A lot of these things are judgment calls, says Schantz. You have to add just enough ammonium sulfate so that the toxin doesn’t precipitate out. Sometimes you’ll see just a little opalescence, then you have to refrigerate it for a few days and wait for the crystals to form. But you have to know when to add the ammonium sulfate and how much opalescence there should be. Otherwise you won’t get the pure crystals.
Schantz and Johnson don’t use modern techniques like columns or automated chemical reactors, which could conceivably make the process easier. In a column, chemicals are brought together and separated out by resins that bind to the molecules and then--theoretically--release them.

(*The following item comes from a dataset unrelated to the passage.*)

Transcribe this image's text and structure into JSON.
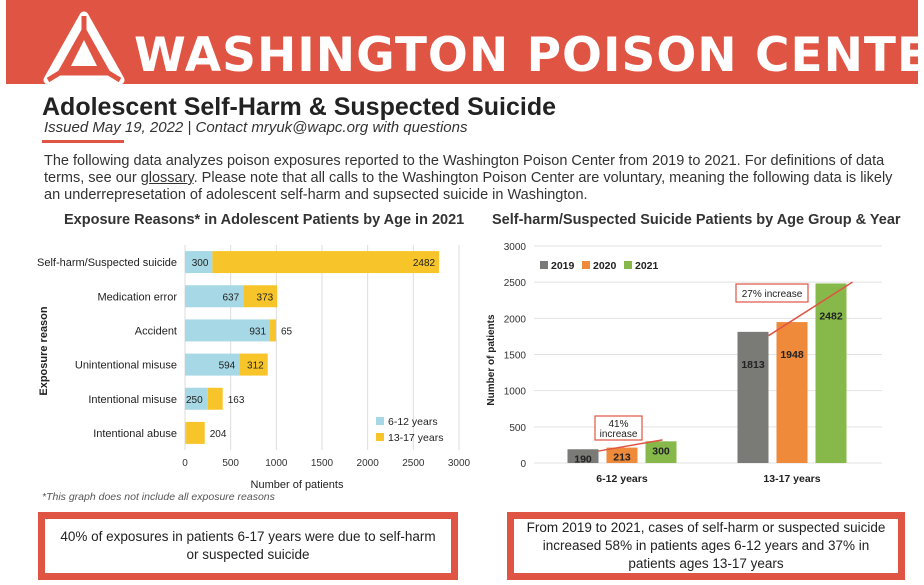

With a column you run the risk of getting traces of the resins in your toxin, Johnson says, and you also lose the stabilizing proteins that keep the toxin from losing its potency. The precipitation method avoids those problems. It’s a procedure virtually no one in the world uses anymore except us; it’s considered old-fashioned and not in vogue.
The British are using enzymes and columns to make a botulinum toxin product, but we don’t think the quality is as good; there have been some side effects. Of course, we’re being subjective too. A protein chemist might say modern techniques would work just as well; but all we know is that what we’ve made works the best so far.
The techniques Schantz and Johnson use are so common they could be improvised in someone’s kitchen. You could make this toxin yourself, says Johnson. But maintaining the high toxicity in the culture and the properties of the toxin as you purify it are what you have to have a lot of years to know how to do.
The batch they produced in 1979 was acquired in 1990 by Allergan Pharmaceuticals after Allergan purchased Oculinum, a small company that had been formed by Scott. Allergan just walked into it, notes Johnson, in the sense that they purchased a drug without having to invest the years of development and high research costs that accompany most drug research.
Schantz and Johnson won’t have to worry about making more toxin for medical use soon. The 1979 batch is expected to last about five more years. But they continually produce toxin for research. Neurologists and other researchers need it for developing treatments for diseases other than dystonias; one possible use may be in the treatment of muscle spasms associated with both cerebral palsy and multiple sclerosis. (One ongoing clinical trial with 12 children stricken with cerebral palsy has shown promise, Johnson notes.) And last May, Mitchell Brin, a neurologist at Columbia, reported some preliminary success in treating patients suffering from severe stuttering; he injected the toxin into their vocal cords. If his method proves effective in further tests, it could provide relief for roughly 2.5 million Americans.
So there will continue to be one or two small flasks containing the brown, murky botulinum culture on Schantz and Johnson’s workbench, or perhaps the clear solution of a later phase of toxin production. And the Food Research Institute will still have to ask certain prospective employees whether they’d be willing to develop an immunity to botulism as part of their job. It’s not a particularly complicated process--three doses of the botulinum toxin are injected into the new lab worker over a period of three months--though it does tend to put many people off.
But look at the bright side, the researchers say. You’d be able to eat from bulged-out cans.